The mythical olive tree is a true symbol of the Mediterranean region surrounding Le Grand Bleu. Although Greece, Italy and Spain are the main olive producers, you will also find oléiculteurs (olive growers) in the South of France. I love the Languedoc variety called Lucques. The shiny bright green olives are instantly recognisable. L’Oulibo in Bize-Minervois happens to be the biggest Lucques producer in Languedoc. Time for a visit!
L’Oulibo, which means olive in Occitan, is the only Coopérative oléocole in the Aude department. That’s right, a co-operative just for olives, instead of wine. There is a lot to learn about the eternal olive tree and its wonderful fruit. L’oulibo is a great place to visit, especially if you go on the guided tour, called “l’Odyssée”. You can also visit this educational olive grove by yourself, as the signs put up by the co-operative explain a lot. However, being guided by a local who knows all the ins and outs is far more interesting, I think!
Secrets of the olive tree
For example, did you know that an olive tree never dies? The tree can burn down, but the root and underground parts of the tree can sprout endlessly again and again. Some olive groves that were planted by the ancient Greeks are still flourishing! There are many olive varieties. However, there is no such thing as a “green” or a “black” olive tree. All trees first produce green olives, and once the fruits ripen, they turn from violet into black. And, apparently, using olive oil is a perfect replacement to your expensive anti-ageing cream. Made out of 100 % pure olive juice, without any additives or conservatives. Haven’t tried it yet…
The French love their light and sound shows, and here also you will get a modest version of one. A 20-minute movie (available in multiple languages) gives you more information about how olive oil is produced, whilst someone points out the equipment in real life.

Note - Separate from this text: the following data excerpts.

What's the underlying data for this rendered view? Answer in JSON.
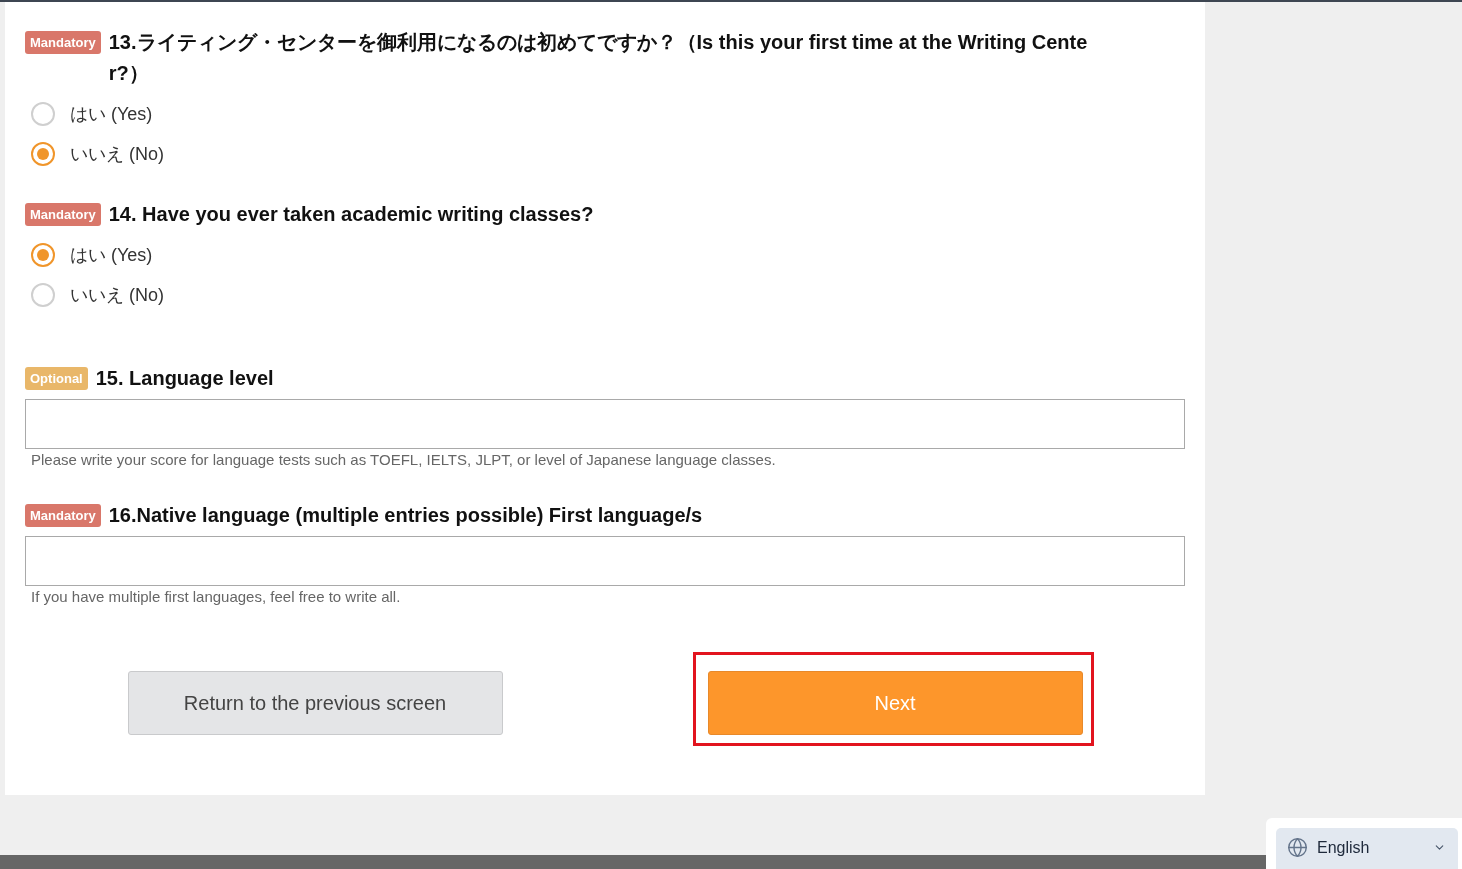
{
  "questions": [
    {
      "kind": "radio",
      "badge": {
        "kind": "mandatory",
        "label": "Mandatory"
      },
      "title": "13.ライティング・センターを御利用になるのは初めてですか？（Is this your first time at the Writing Center?）",
      "options": [
        {
          "label": "はい (Yes)",
          "selected": false
        },
        {
          "label": "いいえ (No)",
          "selected": true
        }
      ]
    },
    {
      "kind": "radio",
      "badge": {
        "kind": "mandatory",
        "label": "Mandatory"
      },
      "title": "14. Have you ever taken academic writing classes?",
      "options": [
        {
          "label": "はい (Yes)",
          "selected": true
        },
        {
          "label": "いいえ (No)",
          "selected": false
        }
      ]
    },
    {
      "kind": "text",
      "badge": {
        "kind": "optional",
        "label": "Optional"
      },
      "title": "15. Language level",
      "hint": "Please write your score for language tests such as TOEFL, IELTS, JLPT, or level of Japanese language classes."
    },
    {
      "kind": "text",
      "badge": {
        "kind": "mandatory",
        "label": "Mandatory"
      },
      "title": "16.Native language (multiple entries possible) First language/s",
      "hint": "If you have multiple first languages, feel free to write all."
    }
  ],
  "buttons": [
    {
      "kind": "secondary",
      "label": "Return to the previous screen",
      "highlighted": false
    },
    {
      "kind": "primary",
      "label": "Next",
      "highlighted": true
    }
  ],
  "language_selector": {
    "value": "English"
  }
}
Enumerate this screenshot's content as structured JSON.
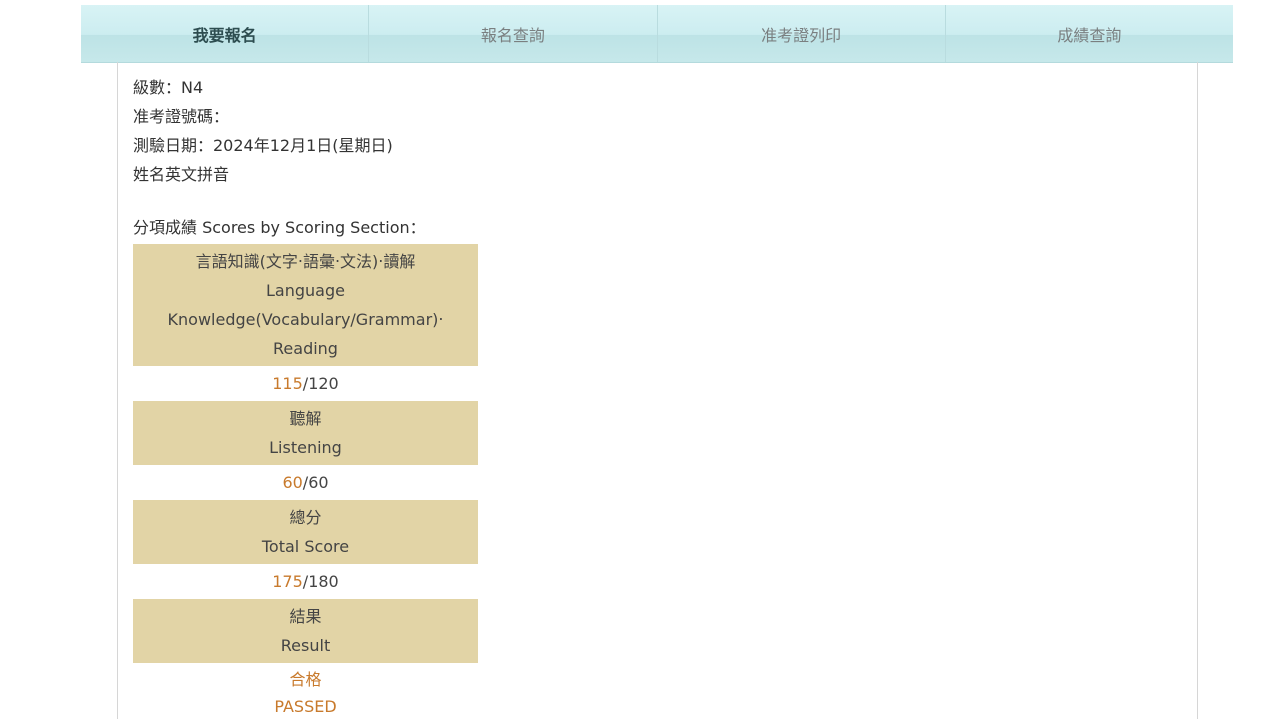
{
  "tabs": [
    {
      "label": "我要報名",
      "active": true
    },
    {
      "label": "報名查詢",
      "active": false
    },
    {
      "label": "准考證列印",
      "active": false
    },
    {
      "label": "成績查詢",
      "active": false
    }
  ],
  "info": {
    "level": "級數：N4",
    "ticket_number": "准考證號碼：",
    "test_date": "測驗日期：2024年12月1日(星期日)",
    "name_romaji": "姓名英文拼音"
  },
  "scores_title": "分項成績 Scores by Scoring Section：",
  "sections": [
    {
      "zh": "言語知識(文字‧語彙‧文法)‧讀解",
      "en": "Language Knowledge(Vocabulary/Grammar)‧ Reading",
      "score": "115",
      "max": "/120"
    },
    {
      "zh": "聽解",
      "en": "Listening",
      "score": "60",
      "max": "/60"
    },
    {
      "zh": "總分",
      "en": "Total Score",
      "score": "175",
      "max": "/180"
    }
  ],
  "result": {
    "zh": "結果",
    "en": "Result",
    "value_zh": "合格",
    "value_en": "PASSED"
  },
  "colors": {
    "tab_bg": "#ccedf0",
    "header_cell_bg": "#e2d4a6",
    "score_accent": "#c87a2c"
  }
}
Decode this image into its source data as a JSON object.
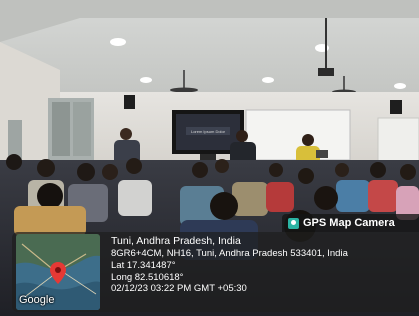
{
  "watermark": {
    "app_name": "GPS Map Camera",
    "location_title": "Tuni, Andhra Pradesh, India",
    "address": "8GR6+4CM, NH16, Tuni, Andhra Pradesh 533401, India",
    "latitude": "Lat 17.341487°",
    "longitude": "Long 82.510618°",
    "datetime": "02/12/23 03:22 PM GMT +05:30",
    "map_label": "Google"
  },
  "screen": {
    "slide_text": "Lorem Ipsum Dolor"
  },
  "colors": {
    "overlay": "#1e1e1e",
    "logo": "#2bb3a3",
    "map_water": "#3d6e8a",
    "pin": "#e53935"
  }
}
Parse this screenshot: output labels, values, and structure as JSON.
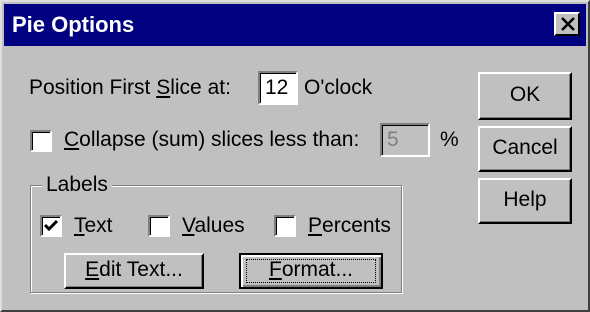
{
  "dialog": {
    "title": "Pie Options",
    "close_icon": "close-icon"
  },
  "position": {
    "label_before": "Position First ",
    "label_accel": "S",
    "label_after": "lice at:",
    "value": "12",
    "unit": "O'clock"
  },
  "collapse": {
    "checked": false,
    "label_accel": "C",
    "label_after": "ollapse (sum) slices less than:",
    "value": "5",
    "unit": "%"
  },
  "labels_group": {
    "title": "Labels",
    "text": {
      "checked": true,
      "accel": "T",
      "rest": "ext"
    },
    "values": {
      "checked": false,
      "accel": "V",
      "rest": "alues"
    },
    "percents": {
      "checked": false,
      "accel": "P",
      "rest": "ercents"
    },
    "edit_text": {
      "accel": "E",
      "rest": "dit Text..."
    },
    "format": {
      "accel": "F",
      "rest": "ormat..."
    }
  },
  "buttons": {
    "ok": "OK",
    "cancel": "Cancel",
    "help": "Help"
  },
  "colors": {
    "titlebar": "#000080",
    "face": "#c0c0c0"
  }
}
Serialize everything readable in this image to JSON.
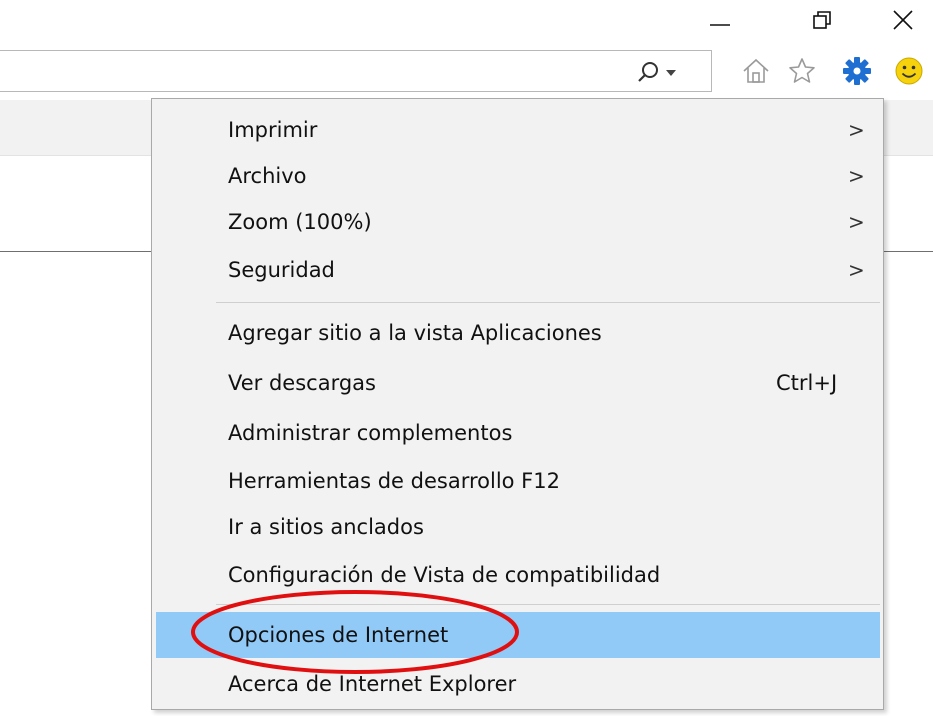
{
  "window_controls": {
    "minimize": "minimize-icon",
    "restore": "restore-icon",
    "close": "close-icon"
  },
  "address_bar": {
    "value": "",
    "search_icon": "search-icon",
    "dropdown_icon": "chevron-down-icon"
  },
  "toolbar": {
    "home_icon": "home-icon",
    "favorites_icon": "star-icon",
    "tools_icon": "gear-icon",
    "feedback_icon": "smiley-icon"
  },
  "colors": {
    "menu_bg": "#f2f2f2",
    "highlight": "#91c9f7",
    "gear_blue": "#1e6fd1",
    "smiley_yellow": "#f5d20b",
    "annotation_red": "#e01010"
  },
  "menu": {
    "items": [
      {
        "label": "Imprimir",
        "submenu": true,
        "shortcut": ""
      },
      {
        "label": "Archivo",
        "submenu": true,
        "shortcut": ""
      },
      {
        "label": "Zoom (100%)",
        "submenu": true,
        "shortcut": ""
      },
      {
        "label": "Seguridad",
        "submenu": true,
        "shortcut": ""
      },
      {
        "label": "Agregar sitio a la vista Aplicaciones",
        "submenu": false,
        "shortcut": ""
      },
      {
        "label": "Ver descargas",
        "submenu": false,
        "shortcut": "Ctrl+J"
      },
      {
        "label": "Administrar complementos",
        "submenu": false,
        "shortcut": ""
      },
      {
        "label": "Herramientas de desarrollo F12",
        "submenu": false,
        "shortcut": ""
      },
      {
        "label": "Ir a sitios anclados",
        "submenu": false,
        "shortcut": ""
      },
      {
        "label": "Configuración de Vista de compatibilidad",
        "submenu": false,
        "shortcut": ""
      },
      {
        "label": "Opciones de Internet",
        "submenu": false,
        "shortcut": "",
        "highlighted": true
      },
      {
        "label": "Acerca de Internet Explorer",
        "submenu": false,
        "shortcut": ""
      }
    ],
    "submenu_arrow": ">"
  }
}
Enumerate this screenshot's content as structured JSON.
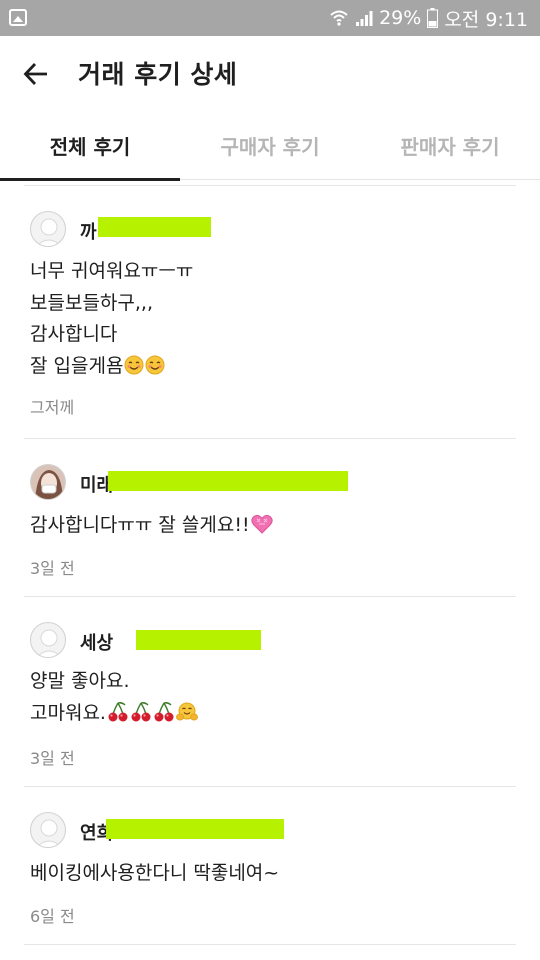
{
  "status_bar": {
    "battery": "29%",
    "time": "오전 9:11",
    "icons": [
      "gallery-icon",
      "wifi-icon",
      "signal-icon",
      "battery-icon"
    ]
  },
  "header": {
    "back_icon": "arrow-left-icon",
    "title": "거래 후기 상세"
  },
  "tabs": [
    {
      "label": "전체 후기",
      "active": true
    },
    {
      "label": "구매자 후기",
      "active": false
    },
    {
      "label": "판매자 후기",
      "active": false
    }
  ],
  "reviews": [
    {
      "name": "까",
      "lines": [
        "너무 귀여워요ㅠㅡㅠ",
        "보들보들하구,,,",
        "감사합니다",
        "잘 입을게욤"
      ],
      "emojis": [
        "smiling-face",
        "smiling-face"
      ],
      "time": "그저께"
    },
    {
      "name": "미래",
      "lines": [
        "감사합니다ㅠㅠ 잘 쓸게요!!"
      ],
      "emojis": [
        "pink-heart"
      ],
      "time": "3일 전"
    },
    {
      "name": "세상",
      "lines": [
        "양말 좋아요.",
        "고마워요."
      ],
      "emojis": [
        "cherries",
        "cherries",
        "cherries",
        "hugging-face"
      ],
      "time": "3일 전"
    },
    {
      "name": "연희",
      "lines": [
        "베이킹에사용한다니 딱좋네여~"
      ],
      "emojis": [],
      "time": "6일 전"
    }
  ],
  "colors": {
    "status_bar": "#a6a6a6",
    "redaction_highlight": "#b6f200",
    "muted_text": "#8a8a8a",
    "inactive_tab": "#b5b5b5"
  }
}
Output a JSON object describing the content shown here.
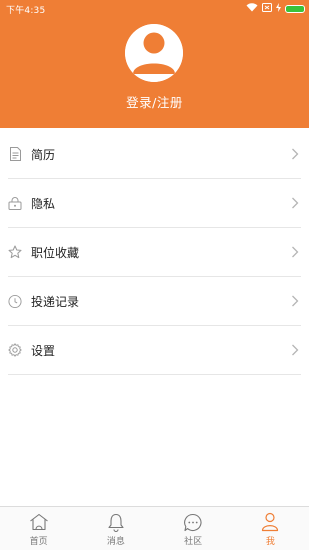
{
  "status_bar": {
    "time": "下午4:35",
    "icons": [
      "wifi-icon",
      "sim-icon",
      "charging-icon",
      "battery-icon"
    ],
    "battery_color": "#39c23a"
  },
  "header": {
    "background_color": "#ef7e35",
    "login_label": "登录/注册",
    "avatar_icon": "default-user-avatar"
  },
  "menu": {
    "items": [
      {
        "label": "简历",
        "icon": "resume-document-icon"
      },
      {
        "label": "隐私",
        "icon": "privacy-lock-icon"
      },
      {
        "label": "职位收藏",
        "icon": "star-icon"
      },
      {
        "label": "投递记录",
        "icon": "clock-icon"
      },
      {
        "label": "设置",
        "icon": "gear-icon"
      }
    ]
  },
  "tabbar": {
    "tabs": [
      {
        "label": "首页",
        "icon": "home-icon",
        "active": false
      },
      {
        "label": "消息",
        "icon": "bell-icon",
        "active": false
      },
      {
        "label": "社区",
        "icon": "chat-bubble-icon",
        "active": false
      },
      {
        "label": "我",
        "icon": "user-icon",
        "active": true
      }
    ],
    "active_color": "#ef7e35"
  }
}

Fascinating to see that L’Oubilo still uses its old millstones to press a part of their olive oil. A technique that has been used for over thousands of years!
L’Oulibo is a co-operative that cherishes its product. You can tell that they are passionate! The degustation allows you to taste the difference between a few different olive varieties and olive oils. I had never tasted pure olive oil; on its own it is an entirely different sensation than savouring it with a piece of bread. But that’s something you have to go and try for yourself.